For healthcare organisations and their boards, supported by others:
- Work with local patient groups to publicise and promote processes for ensuring that doctors are up to date and fit to practise.
- Continue work to drive up the quality and consistency of appraisal and make sure the process is properly resourced.
- Explore ways to make it easier for doctors to pull together and reflect upon supporting information for their appraisal. This might occur through better IT systems or investment in administrative support teams.
- Ensure effective processes are in place for quality assurance of local appraisal and revalidation decisions, including provision for doctors to provide feedback and to challenge decisions they feel are unfair.
- Avoid using revalidation as a lever to achieve local objectives above and beyond the GMC’s revalidation requirements.

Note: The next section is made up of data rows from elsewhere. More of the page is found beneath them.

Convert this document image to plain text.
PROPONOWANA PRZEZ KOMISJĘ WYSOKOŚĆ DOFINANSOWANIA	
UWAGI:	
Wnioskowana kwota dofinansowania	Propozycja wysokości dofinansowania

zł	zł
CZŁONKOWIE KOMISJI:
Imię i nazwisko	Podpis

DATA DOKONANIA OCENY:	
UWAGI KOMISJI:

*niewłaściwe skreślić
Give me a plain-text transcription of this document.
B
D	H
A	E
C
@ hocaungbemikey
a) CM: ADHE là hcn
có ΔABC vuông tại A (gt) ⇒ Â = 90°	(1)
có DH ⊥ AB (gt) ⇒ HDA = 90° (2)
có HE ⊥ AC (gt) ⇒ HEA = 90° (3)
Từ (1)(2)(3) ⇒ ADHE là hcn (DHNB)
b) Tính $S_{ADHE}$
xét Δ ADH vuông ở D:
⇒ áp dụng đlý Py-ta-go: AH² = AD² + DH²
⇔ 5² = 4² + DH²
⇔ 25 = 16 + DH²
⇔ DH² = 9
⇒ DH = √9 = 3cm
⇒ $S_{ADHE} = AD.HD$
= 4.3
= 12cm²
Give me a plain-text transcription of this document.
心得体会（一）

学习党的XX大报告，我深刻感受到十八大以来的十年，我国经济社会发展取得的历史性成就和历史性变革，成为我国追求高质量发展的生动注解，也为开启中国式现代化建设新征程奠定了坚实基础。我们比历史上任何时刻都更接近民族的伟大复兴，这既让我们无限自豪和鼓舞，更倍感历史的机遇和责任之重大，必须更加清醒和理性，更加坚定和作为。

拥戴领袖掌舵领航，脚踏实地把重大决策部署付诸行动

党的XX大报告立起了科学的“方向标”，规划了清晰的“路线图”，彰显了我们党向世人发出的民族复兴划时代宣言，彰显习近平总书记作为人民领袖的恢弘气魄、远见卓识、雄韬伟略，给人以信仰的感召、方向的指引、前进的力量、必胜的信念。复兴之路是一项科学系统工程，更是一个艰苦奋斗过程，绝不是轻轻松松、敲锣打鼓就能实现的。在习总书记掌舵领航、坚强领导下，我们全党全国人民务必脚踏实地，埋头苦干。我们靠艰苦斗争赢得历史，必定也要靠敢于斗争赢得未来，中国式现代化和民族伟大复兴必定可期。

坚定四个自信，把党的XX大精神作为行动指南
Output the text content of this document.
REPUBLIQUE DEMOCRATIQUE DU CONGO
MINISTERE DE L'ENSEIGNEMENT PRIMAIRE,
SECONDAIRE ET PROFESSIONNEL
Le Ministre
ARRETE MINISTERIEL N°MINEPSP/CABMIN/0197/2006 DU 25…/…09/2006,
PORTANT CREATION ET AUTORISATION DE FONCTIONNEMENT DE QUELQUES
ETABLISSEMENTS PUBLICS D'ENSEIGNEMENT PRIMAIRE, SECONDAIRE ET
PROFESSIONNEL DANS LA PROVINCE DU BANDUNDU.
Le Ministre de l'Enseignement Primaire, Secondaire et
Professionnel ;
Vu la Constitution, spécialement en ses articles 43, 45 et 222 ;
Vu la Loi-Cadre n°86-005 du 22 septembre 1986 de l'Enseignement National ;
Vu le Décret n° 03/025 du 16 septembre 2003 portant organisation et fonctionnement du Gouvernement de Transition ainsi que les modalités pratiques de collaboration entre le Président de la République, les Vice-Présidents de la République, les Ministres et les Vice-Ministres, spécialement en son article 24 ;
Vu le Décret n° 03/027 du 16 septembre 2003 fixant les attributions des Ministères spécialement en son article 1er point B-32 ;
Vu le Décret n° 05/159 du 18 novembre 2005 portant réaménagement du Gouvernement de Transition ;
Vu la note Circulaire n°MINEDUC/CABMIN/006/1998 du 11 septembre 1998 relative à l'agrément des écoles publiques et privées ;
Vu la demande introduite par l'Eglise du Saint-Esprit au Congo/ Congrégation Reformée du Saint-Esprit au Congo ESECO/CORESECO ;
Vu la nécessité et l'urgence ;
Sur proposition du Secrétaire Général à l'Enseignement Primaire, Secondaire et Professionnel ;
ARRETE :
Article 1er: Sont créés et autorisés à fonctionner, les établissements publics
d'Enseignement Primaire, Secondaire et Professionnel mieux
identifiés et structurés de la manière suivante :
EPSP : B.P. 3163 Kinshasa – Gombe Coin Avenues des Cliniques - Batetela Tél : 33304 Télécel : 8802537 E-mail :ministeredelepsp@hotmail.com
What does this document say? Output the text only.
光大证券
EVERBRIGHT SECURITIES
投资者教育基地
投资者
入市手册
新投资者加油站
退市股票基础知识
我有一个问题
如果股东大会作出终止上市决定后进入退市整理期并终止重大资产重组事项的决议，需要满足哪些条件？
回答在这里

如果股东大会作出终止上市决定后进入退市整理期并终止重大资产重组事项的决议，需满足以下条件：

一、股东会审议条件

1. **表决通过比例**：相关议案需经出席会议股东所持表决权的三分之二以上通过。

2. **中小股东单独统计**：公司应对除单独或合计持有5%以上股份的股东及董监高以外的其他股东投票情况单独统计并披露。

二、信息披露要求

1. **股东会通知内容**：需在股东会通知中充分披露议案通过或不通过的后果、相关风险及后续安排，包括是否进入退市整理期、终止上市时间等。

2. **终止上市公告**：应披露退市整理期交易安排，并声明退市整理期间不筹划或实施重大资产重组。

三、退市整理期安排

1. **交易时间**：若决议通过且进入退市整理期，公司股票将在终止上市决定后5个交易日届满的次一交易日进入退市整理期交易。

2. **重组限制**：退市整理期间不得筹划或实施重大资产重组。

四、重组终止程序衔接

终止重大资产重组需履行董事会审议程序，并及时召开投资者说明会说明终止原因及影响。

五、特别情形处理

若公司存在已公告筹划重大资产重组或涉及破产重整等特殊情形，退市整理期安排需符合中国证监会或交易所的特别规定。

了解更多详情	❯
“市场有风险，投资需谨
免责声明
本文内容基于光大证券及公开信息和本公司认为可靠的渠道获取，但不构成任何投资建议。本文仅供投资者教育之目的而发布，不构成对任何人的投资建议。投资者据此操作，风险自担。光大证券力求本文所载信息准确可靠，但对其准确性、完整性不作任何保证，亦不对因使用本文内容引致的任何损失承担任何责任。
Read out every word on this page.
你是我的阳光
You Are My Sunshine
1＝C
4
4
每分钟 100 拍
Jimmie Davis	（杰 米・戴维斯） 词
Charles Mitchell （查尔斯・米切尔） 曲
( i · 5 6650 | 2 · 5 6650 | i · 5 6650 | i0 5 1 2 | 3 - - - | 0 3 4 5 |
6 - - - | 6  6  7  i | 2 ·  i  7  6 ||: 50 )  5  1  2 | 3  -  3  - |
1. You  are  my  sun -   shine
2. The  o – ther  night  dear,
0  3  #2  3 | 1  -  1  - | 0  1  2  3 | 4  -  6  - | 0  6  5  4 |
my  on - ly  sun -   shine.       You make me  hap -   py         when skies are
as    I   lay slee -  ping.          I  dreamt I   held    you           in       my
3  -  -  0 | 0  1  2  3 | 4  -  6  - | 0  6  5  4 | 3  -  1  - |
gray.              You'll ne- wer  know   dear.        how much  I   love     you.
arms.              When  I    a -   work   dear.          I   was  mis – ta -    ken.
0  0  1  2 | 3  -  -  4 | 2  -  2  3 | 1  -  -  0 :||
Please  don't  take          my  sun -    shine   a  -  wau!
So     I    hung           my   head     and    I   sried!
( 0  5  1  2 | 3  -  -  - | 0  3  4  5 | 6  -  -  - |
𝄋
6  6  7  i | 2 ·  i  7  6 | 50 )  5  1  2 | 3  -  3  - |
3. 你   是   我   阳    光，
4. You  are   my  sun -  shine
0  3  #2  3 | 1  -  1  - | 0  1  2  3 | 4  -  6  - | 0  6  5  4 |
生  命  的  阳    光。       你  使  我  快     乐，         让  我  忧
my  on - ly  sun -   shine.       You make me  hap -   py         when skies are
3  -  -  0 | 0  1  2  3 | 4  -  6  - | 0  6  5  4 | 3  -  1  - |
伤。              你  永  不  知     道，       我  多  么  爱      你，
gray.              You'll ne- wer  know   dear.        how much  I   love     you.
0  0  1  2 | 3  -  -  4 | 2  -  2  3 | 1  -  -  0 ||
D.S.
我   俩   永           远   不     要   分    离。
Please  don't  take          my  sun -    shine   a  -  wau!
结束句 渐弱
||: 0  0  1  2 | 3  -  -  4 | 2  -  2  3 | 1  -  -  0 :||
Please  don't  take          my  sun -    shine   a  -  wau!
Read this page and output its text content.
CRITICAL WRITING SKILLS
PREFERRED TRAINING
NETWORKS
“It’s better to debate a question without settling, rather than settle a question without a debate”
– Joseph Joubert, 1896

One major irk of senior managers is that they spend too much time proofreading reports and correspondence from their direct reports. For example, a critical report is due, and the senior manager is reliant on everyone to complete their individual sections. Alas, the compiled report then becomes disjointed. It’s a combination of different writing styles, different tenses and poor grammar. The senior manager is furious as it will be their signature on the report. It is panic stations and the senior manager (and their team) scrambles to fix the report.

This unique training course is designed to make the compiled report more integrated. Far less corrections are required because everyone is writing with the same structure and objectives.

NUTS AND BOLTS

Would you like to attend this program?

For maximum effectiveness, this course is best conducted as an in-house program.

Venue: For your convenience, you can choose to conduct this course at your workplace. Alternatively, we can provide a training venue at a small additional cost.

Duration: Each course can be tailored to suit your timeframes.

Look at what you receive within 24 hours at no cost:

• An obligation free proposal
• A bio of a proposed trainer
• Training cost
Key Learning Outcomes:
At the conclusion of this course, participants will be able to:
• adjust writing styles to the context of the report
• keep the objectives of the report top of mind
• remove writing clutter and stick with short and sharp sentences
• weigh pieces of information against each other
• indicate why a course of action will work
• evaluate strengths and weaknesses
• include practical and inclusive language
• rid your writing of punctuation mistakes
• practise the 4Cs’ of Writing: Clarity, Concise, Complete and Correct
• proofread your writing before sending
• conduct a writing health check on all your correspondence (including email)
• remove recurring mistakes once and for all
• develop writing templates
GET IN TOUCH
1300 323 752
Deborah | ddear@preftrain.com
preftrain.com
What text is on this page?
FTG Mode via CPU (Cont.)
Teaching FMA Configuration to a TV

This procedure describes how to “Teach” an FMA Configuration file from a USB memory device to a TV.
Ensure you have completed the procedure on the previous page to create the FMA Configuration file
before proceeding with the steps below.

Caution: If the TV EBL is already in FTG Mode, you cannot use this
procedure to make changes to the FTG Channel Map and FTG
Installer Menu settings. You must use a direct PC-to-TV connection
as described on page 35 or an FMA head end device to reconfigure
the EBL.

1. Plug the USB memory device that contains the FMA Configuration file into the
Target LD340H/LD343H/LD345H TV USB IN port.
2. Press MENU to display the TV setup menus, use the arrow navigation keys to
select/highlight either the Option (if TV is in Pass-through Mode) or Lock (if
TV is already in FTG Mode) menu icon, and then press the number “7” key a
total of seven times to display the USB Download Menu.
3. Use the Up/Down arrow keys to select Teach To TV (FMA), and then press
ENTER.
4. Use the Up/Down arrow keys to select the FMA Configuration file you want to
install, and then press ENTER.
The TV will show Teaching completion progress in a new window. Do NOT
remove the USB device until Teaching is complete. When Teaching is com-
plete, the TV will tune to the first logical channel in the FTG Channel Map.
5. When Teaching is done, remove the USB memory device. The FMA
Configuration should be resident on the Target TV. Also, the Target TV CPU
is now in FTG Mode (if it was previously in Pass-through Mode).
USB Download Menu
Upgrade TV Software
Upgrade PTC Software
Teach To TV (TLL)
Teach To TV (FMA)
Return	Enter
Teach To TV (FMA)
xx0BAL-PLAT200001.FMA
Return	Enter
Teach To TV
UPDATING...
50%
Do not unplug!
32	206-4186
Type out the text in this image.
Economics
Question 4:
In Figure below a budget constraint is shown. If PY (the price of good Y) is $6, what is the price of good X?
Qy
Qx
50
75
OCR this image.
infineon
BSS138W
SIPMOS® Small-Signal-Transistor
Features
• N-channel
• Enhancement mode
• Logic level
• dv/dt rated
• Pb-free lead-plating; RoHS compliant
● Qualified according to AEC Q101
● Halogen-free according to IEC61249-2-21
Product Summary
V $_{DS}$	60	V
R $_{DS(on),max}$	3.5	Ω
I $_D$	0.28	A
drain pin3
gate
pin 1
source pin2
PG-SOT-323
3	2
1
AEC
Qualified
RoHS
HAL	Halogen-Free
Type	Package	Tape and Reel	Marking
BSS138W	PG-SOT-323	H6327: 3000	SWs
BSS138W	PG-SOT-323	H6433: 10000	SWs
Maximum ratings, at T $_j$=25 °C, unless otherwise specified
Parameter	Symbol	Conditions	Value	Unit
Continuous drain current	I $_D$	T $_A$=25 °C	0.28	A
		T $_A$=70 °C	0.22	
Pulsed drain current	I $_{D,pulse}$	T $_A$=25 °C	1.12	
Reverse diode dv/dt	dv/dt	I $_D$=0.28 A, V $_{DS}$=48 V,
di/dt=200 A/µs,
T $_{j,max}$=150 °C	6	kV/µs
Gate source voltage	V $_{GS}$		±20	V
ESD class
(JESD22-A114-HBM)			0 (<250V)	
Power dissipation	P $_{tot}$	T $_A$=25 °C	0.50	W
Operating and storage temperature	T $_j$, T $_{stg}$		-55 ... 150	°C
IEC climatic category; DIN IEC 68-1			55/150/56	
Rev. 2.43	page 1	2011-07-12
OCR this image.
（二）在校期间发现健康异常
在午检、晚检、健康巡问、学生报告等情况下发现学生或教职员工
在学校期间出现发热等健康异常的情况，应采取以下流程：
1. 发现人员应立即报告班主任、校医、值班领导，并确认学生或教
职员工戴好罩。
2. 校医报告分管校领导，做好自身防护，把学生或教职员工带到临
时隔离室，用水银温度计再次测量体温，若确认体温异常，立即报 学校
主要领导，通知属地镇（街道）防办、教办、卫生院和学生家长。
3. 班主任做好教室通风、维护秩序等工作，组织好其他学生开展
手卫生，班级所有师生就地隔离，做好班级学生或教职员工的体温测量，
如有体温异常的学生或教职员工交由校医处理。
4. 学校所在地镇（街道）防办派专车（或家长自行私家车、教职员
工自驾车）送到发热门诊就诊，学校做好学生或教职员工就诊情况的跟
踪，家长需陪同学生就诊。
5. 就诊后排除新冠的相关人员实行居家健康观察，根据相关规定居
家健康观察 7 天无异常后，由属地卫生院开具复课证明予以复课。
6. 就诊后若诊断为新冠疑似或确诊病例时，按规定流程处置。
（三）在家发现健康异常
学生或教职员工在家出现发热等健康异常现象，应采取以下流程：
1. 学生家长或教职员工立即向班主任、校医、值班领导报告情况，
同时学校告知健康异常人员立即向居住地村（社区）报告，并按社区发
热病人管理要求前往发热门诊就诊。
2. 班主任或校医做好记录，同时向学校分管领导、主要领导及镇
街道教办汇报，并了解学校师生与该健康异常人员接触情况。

- Boards should hear regularly about the learning coming from revalidation and how local processes are developing. They should also challenge their organisations as to how revalidation is helping to improve safety and increase assurance for patients.
For the government health departments, advised by the GMC:
- Review the RO Regulations with a view to establishing a prescribed connection to a designated body for all doctors who need a licence to practise in the UK.
- Review the criteria for prescribed connections for locums on short-term placements.